ArianaBFulvi commented 3 days ago

Hello! thank you for answering. I followed the steps (re-installing everything, running all the pipeline again, running only the step that is failing) and I keep having the same error.

File "/home/miniconda3/envs/viper/bin/viper_cluster.py", line 21, in from viper_clustering import viper_utilities as vu ModuleNotFoundError: No module named 'viper_clustering'

The viper_cluster module is actually present in the corresponding location. Any help would be highly appreciated.

LanderDC commented 3 days ago

Something is still going wrong with the pip install command, can you share the output of running following commands?

conda activate viper
pip install /path/where/you/cloned/viper/repo

ArianaBFulvi commented 17 hours ago

Hello! I found a solution for the problem. In the repository cloning step, the file viper_utilities wasn't being copied correctly, so I copy-pasted the content manually from the repository file to mine. Also, I usually run bioinformatic tools from other directory (where I keep my results), not the one where all the information is, so I did export PYTHONPATH="/path/where/I/cloned/viper/repo" And it worked perfectly.

Now that I am analysing the results (I used the Diamond/Krona step to identify viruses in my sample) I saw that in the KRONA results directory, the HTML file contains each species identified and their abundances, and the .krona file has the samples and taxID's assigned to each.

My question is: Is there a way to obtain the number of reads assigned to each species identified? I need this value for my analysis. As always, thank you for your help.

LanderDC commented 16 hours ago

Great that you found a solution, it seems that your system used a different python installation over the conda installed one.
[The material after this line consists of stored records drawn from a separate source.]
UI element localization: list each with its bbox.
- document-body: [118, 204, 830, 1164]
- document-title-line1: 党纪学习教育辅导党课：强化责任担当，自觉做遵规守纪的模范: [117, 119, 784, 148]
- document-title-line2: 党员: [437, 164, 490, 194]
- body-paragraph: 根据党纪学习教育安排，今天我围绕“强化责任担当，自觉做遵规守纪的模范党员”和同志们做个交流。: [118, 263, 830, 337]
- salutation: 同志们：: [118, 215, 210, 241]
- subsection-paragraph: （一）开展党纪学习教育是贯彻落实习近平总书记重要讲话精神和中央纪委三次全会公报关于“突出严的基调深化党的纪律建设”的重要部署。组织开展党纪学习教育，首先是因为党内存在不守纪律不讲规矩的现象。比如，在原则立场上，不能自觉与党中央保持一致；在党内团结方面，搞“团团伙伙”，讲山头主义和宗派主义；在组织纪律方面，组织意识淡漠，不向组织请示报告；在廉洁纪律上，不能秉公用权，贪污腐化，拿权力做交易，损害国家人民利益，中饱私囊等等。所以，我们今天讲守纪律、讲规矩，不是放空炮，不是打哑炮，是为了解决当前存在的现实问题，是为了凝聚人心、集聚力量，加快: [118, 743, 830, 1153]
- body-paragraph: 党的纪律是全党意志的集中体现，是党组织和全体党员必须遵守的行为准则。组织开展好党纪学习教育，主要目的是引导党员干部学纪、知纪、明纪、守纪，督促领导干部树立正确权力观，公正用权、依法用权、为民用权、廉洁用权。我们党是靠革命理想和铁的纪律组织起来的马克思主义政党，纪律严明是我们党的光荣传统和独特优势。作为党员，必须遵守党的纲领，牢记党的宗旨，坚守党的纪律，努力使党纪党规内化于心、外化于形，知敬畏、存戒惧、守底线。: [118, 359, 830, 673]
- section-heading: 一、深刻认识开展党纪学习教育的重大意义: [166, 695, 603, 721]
To answer your second question:

You can combine the $sample.krona and $sample.magnitudes file with awk

awk 'NR==FNR { a[$1]=$2; next} $1 in a {print $0,"\t"a[$1]}' CONTIGS/$sample.magnitudes KRONA/$sample.krona > $sample.magnitudes.tab

This will give a tab separated file with the contig name as first column, the taxid as second, average log e-value as third and the number of mapped reads as the last column:

NODE_A2_length_632_cov_15.832432_AMV1   6072    -21.8560540343745   271
NODE_B1_length_20247_cov_955.712295_AMV1    1312874 -450    5842283

You can convert the taxid to a scientific name with a tool like taxonkit.

ArianaBFulvi commented 15 hours ago

Thank you so much for the prompt response and the help provided!